Located 7.5 miles from Big Bend National Park, Terlingua Las Ruinas is in the "ghost town" of an old mining community. There are ruins from the miner's houses on the property. You can bring your own tent and sleeping bag or enjoy one of our "Terlingua Fancy" glamping tents, with queen-sized bed and star-gazer hammock.
We're also convenient to Big Bend Ranch State Park, which Visitors can hike, mountain-bike, backpack, paddle, ride horses or explore by vehicle (the park has two- and four-wheel-drive roads). This is Texas’ biggest state park, so there’s a lot to explore!
The park has 238 miles of multiuse trails (for hiking, biking and horseback riding). Visitors can explore 70 miles of unmaintained dirt roads in high-clearance four-wheel-drive vehicles. The Rio Grande/Rio Bravo area offers great day-use access. Visitors can float, fish and hike, or drive the scenic Camino del Rio (FM 170).
Terlingua Las Ruinas is walking distance from restaurants, bars, coffee shops, and the historic mine walking tour.
(from Wikipedia) Terlingua is a mining district and census-designated place (CDP) in southwestern Brewster County, Texas, United States. It is located near the Rio Grande and the villages of Lajitas and Study Butte, Texas, as well as the Mexican village of Santa Elena. The discovery of cinnabar, from which the metal mercury is extracted, in the mid-1880s brought miners to the area, creating a city of 2,000 people. The only remnants of the mining days are a ghost town of the Howard Perry-owned Chisos Mining Company and several nearby capped and abandoned mines, most notably the California Hill, the Rainbow, the 248, and the Study Butte mines. The mineral terlinguaite was first found in the vicinity of California Hill.
The population of Terlingua as of the 2010 census was 58.
Big Bend National Park, the first national park in Texas, comprises more than 1,250 square miles (about the size of Rhode Island) in the Big Bend of the Rio Grande along more than 100 miles of the Texas-Chihuahua-Coahuila border southeast of El Paso in Brewster County. It has been described as a land of "killing heat and freezing cold; deadly drought and flash flood; arid lowland and moist mountain woodland; and a living river winding its way across the desert." The Rio Grande flows for 107 miles on the park's southern boundary, through Santa Elena, Mariscal, and Boquillas canyons, the deepest gorges on the river. In 1978 the United States Congress designated a 191-mile section of the Rio Grande a Wild and Scenic River, sixty-nine miles of which lie on the park boundary.

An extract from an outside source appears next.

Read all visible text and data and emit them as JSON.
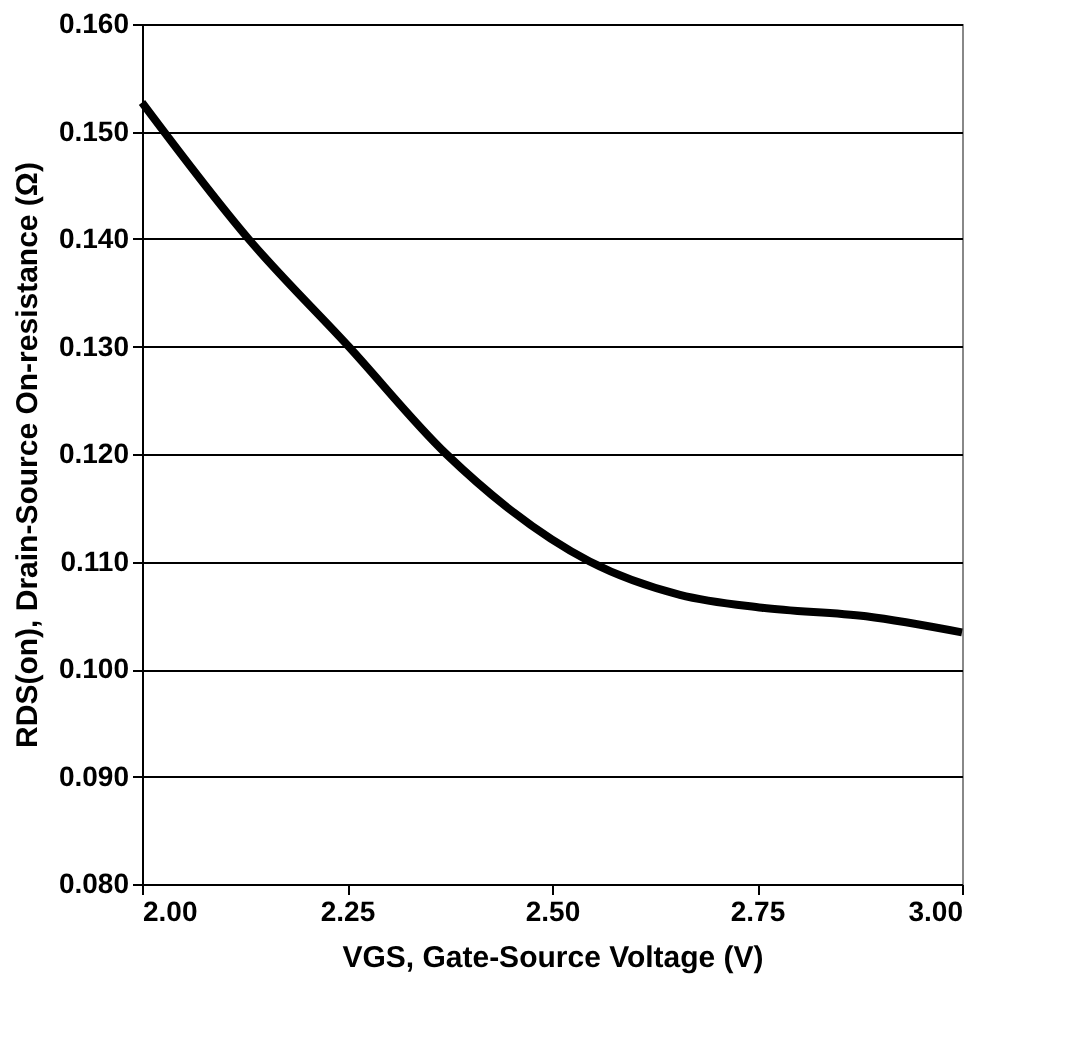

Big Bend Ranch State Park is Texas’ largest state park, at over 300,000 acres. It extends along the Rio Grande from southeast of Presidio to near Lajitas, in both Brewster and Presidio counties. Just a stone’s throw from Mexico to the south, the park is in an area so remote and rugged that it has been called El Despoblado, or “The Uninhabited.” In spite of that name, this awe-inspiring region boasts a rich human history.